Consider the Victorian era, when a gentleman’s word was his bond. A captain went down with his ship, his reputation intact because he followed the code. Today, the code is different. It is written in black boxes and flight data recorders. Yet the father’s plea echoes a pre-modern sentiment: that a man’s character cannot be reduced to a series of metrics. He is fighting a rear-guard action against the tyranny of objectivity. But in doing so, he risks undermining the very system of accountability that keeps aviation safe.
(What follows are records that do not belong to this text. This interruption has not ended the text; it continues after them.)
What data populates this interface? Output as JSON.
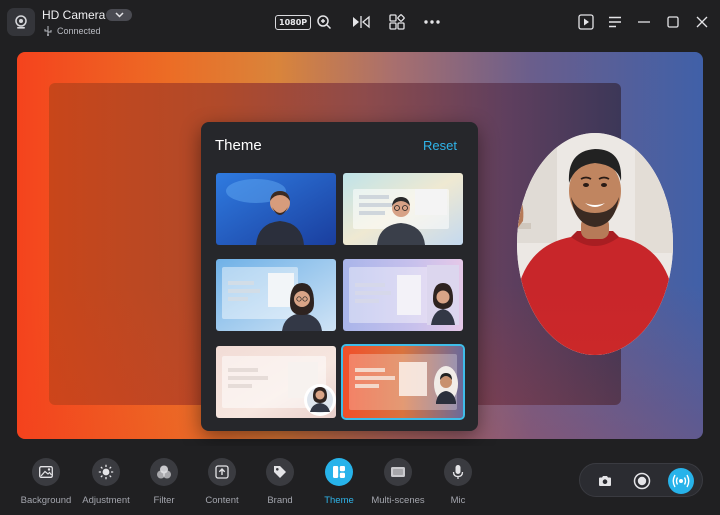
{
  "window": {
    "camera_name": "HD Camera",
    "connection_status": "Connected",
    "resolution": "1080P"
  },
  "icons": {
    "app": "webcam-icon",
    "dropdown": "chevron-down-icon",
    "usb": "usb-icon",
    "zoom": "zoom-in-icon",
    "mirror": "mirror-flip-icon",
    "widgets": "widgets-icon",
    "more": "more-icon",
    "play": "play-window-icon",
    "menu": "menu-icon",
    "minimize": "minimize-icon",
    "maximize": "maximize-icon",
    "close": "close-icon"
  },
  "theme_panel": {
    "title": "Theme",
    "reset_label": "Reset",
    "selected_index": 5,
    "accent_color": "#2fb4e9"
  },
  "bottom_nav": [
    {
      "label": "Background",
      "icon": "image-icon"
    },
    {
      "label": "Adjustment",
      "icon": "brightness-icon"
    },
    {
      "label": "Filter",
      "icon": "filter-circles-icon"
    },
    {
      "label": "Content",
      "icon": "upload-icon"
    },
    {
      "label": "Brand",
      "icon": "tag-icon"
    },
    {
      "label": "Theme",
      "icon": "theme-grid-icon"
    },
    {
      "label": "Multi-scenes",
      "icon": "scenes-icon"
    },
    {
      "label": "Mic",
      "icon": "microphone-icon"
    }
  ],
  "active_nav": "Theme",
  "record_controls": {
    "snapshot": "camera-icon",
    "record": "record-icon",
    "live": "live-broadcast-icon"
  }
}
The British Air Safety Board represents the apex of a different tradition: the calm, bureaucratic dissection of failure. Their testimony will be methodical, damning, and ultimately inconclusive in the court of public opinion. The father will not be swayed. He will see a witch hunt. And who can blame him? His son is dead. The world wants a scapegoat, not a nuanced analysis of systemic fatigue, poor cockpit design, or ambiguous weather patterns. We are in the realm of tragedy, not engineering.
This is the Fall of Rome in miniature: the triumph of emotion over reason. The father demands we judge his son by his character; the Board insists on probabilities. Both are right. Both are wrong. The truth lies somewhere in the wreckage, buried under a mountain of grief and PR. And in the end, it will not matter. The families will mourn; the lawyers will settle; the airline will issue a statement. The discourse will move on to the next catastrophe. We will have learned nothing, because learning demands humility, and humility is in short supply.
What we are seeing is the erosion of institutional trust. The father’s defence is not just about his son; it is a cry against a world that reduces individuals to data points. But the Board’s testimony is not about dehumanisation; it is about preventing the next crash. They are speaking different languages. And no translator exists. The cockpit voice recorder will be played; the father will hear his son’s last words; he will interpret them through love. The Board will hear a checklist item missed. Neither narrative will yield.
We have lost the ability to hold two ideas in our heads at once: that a man can be both a good pilot and responsible for a tragedy. The modern condition demands saints or villains. We cannot tolerate ambiguity. So the father fights for sainthood, and the Board prepares villainy. And the truth, that elusive grey thing, vanishes.
Perhaps the only honest response is silence. But silence does not sell newspapers. So we are left with this spectacle: a grieving father, a clinical inquiry, and a public hungry for absolutes. The crash itself becomes a footnote. The real story is our own inability to face complexity. The British Board will testify. The father will maintain his vigil. And we will all go on, chattering, insisting, and learning precisely nothing.